La izquierda blanca, metida en nuestros movimientos, nos enseñó que lo emocional no cuenta en la lucha por el bien vivir. Pareciera que el movimiento trata, de una disputa por la razón o verdad, mediante la neutralidad afectiva que niega y entorpece cualquier giro hacia el pálpito de nuestro corazón. Nuestro coraje se mide no por cuanto lloramos, si no por el número de reuniones, asambleas, seminarios, etcétera, a los que asistimos, incluso por la jerga de corrección política que utilizamos. La disputa por los conceptos es algo muy encallado en el activismo que renueva la herida colonial. No quiero decir que la discusión no sea parte de nuestro aprendizaje vital pero, tal y cómo se define en los términos hegemónicos de la academia o los movimientos conocidos, pareciera que «tenemos que matarnos entre nosotres» para determinar quién tiene la razón pura. Esa compulsión impide la sanación colectiva.
Metafóricamente necesitamos recoger los pedacitos rotos de la fuente que somos.

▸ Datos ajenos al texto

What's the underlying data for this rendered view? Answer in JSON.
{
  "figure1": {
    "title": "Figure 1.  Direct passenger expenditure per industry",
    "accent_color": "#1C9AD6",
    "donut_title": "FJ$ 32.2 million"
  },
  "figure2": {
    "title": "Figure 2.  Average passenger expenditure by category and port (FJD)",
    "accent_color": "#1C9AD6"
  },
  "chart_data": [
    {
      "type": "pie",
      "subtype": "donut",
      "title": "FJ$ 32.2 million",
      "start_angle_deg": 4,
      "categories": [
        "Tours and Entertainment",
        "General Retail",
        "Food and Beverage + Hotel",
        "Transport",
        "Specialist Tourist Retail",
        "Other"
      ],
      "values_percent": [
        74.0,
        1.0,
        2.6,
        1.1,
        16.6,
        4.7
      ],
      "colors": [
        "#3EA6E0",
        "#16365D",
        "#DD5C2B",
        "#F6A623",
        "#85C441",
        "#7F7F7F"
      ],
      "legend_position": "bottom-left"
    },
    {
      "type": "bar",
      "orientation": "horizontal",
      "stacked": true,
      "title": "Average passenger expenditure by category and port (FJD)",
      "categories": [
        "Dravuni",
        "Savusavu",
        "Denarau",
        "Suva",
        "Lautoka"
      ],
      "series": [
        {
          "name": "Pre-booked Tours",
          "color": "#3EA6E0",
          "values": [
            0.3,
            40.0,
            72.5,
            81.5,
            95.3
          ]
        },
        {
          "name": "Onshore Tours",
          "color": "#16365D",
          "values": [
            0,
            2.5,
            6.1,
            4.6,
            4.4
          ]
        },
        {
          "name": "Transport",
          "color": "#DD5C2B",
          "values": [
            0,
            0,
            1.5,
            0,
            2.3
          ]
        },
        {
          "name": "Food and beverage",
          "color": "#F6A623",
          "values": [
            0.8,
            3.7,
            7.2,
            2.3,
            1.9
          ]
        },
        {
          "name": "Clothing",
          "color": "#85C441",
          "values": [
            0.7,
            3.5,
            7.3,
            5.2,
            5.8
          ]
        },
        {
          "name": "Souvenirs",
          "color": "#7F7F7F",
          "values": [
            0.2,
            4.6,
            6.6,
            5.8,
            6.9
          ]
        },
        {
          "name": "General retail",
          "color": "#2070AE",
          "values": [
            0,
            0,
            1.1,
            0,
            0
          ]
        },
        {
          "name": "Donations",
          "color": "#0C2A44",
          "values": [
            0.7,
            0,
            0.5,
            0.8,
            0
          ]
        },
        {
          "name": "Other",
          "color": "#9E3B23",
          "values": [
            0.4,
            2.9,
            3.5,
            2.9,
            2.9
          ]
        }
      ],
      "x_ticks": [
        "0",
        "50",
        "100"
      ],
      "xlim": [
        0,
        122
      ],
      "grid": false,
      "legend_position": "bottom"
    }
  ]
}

Ese proceso lo logramos en un diván colectivo, para restaurar lo pluriverso. El oro que nos quitaron y la abundancia de nuestro movimiento emerge justo cuando expulsamos la rabia, bailamos y sazonamos nuestros dolores: siendo salvajes, festejando y descansando. Necesitamos dejar que el alma vaya despacito y se confunda intensamente, porque somos ese devenir dramático. Hoy, como ayer, ese movimiento trata de cimarronaje, quilombo o palenque afectivo. Estamos creando un territorio emocional para poder anclar nuestro origen y ocurre cuando no solo nos ocupamos de reivindicar afuera, si no de olfatear o saborear el adentro, porque nuestro dolor tiene curación, nuestras pócimas no fueron colonizadas.

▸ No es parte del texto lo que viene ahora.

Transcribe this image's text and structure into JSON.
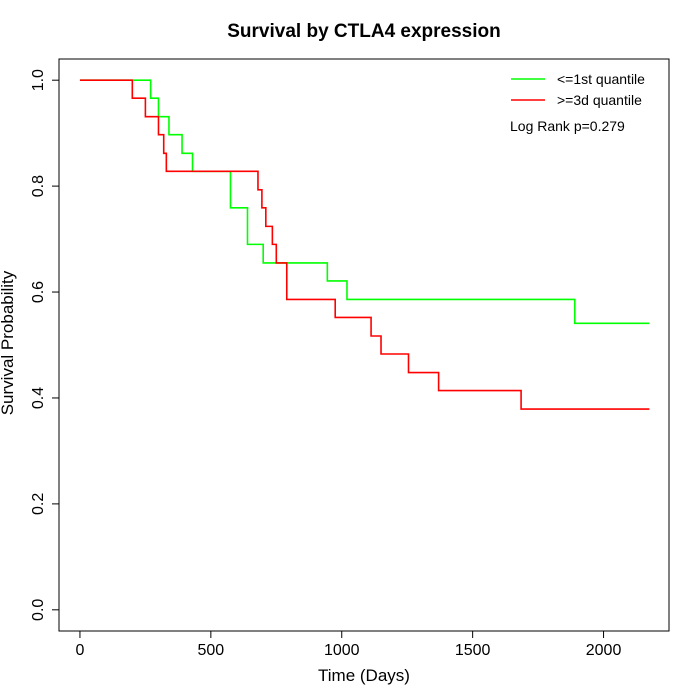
{
  "chart_data": {
    "type": "line",
    "title": "Survival by CTLA4 expression",
    "xlabel": "Time (Days)",
    "ylabel": "Survival Probability",
    "xlim": [
      -80,
      2250
    ],
    "ylim": [
      -0.04,
      1.04
    ],
    "xticks": [
      "0",
      "500",
      "1000",
      "1500",
      "2000"
    ],
    "yticks": [
      "0.0",
      "0.2",
      "0.4",
      "0.6",
      "0.8",
      "1.0"
    ],
    "grid": false,
    "legend_position": "top-right",
    "annotation": "Log Rank p=0.279",
    "series": [
      {
        "name": "<=1st quantile",
        "color": "#00ff00",
        "step": true,
        "x": [
          0,
          270,
          300,
          340,
          390,
          430,
          575,
          640,
          700,
          945,
          1020,
          1890,
          2175
        ],
        "y": [
          1.0,
          0.966,
          0.931,
          0.897,
          0.862,
          0.828,
          0.759,
          0.69,
          0.655,
          0.621,
          0.586,
          0.541,
          0.541
        ]
      },
      {
        "name": ">=3d quantile",
        "color": "#ff0000",
        "step": true,
        "x": [
          0,
          200,
          250,
          300,
          320,
          330,
          670,
          680,
          695,
          710,
          720,
          735,
          740,
          750,
          790,
          975,
          1112,
          1150,
          1255,
          1370,
          1685,
          2175
        ],
        "y": [
          1.0,
          0.966,
          0.931,
          0.897,
          0.862,
          0.828,
          0.828,
          0.793,
          0.759,
          0.724,
          0.724,
          0.69,
          0.69,
          0.655,
          0.586,
          0.552,
          0.517,
          0.483,
          0.448,
          0.414,
          0.379,
          0.379
        ]
      }
    ]
  }
}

Para sanar buscamos recursos en la ficción visionara, como diría la artista brasileña Jota Monbaça, para sentipensar que “los taínos no fueron extintos”, que no es “quítate tú pa’ ponerme yo”, “que África me sabe suya”, que Europa nos pide perdón, se arrodilla con euros o libras esterlinas y silencia su razón para que nuestra memoria vaya encontrando su sitio. Necesitamos un abrazo profundo entre bárbares. Despojando, limpiando y colocando los puntos donde van con la tierra, el agua, aire y fuego. Toda esta evocación es para, como diría el escritor keniano Thiong’o, “reforzar los cimientos”, tanto aquí como allá.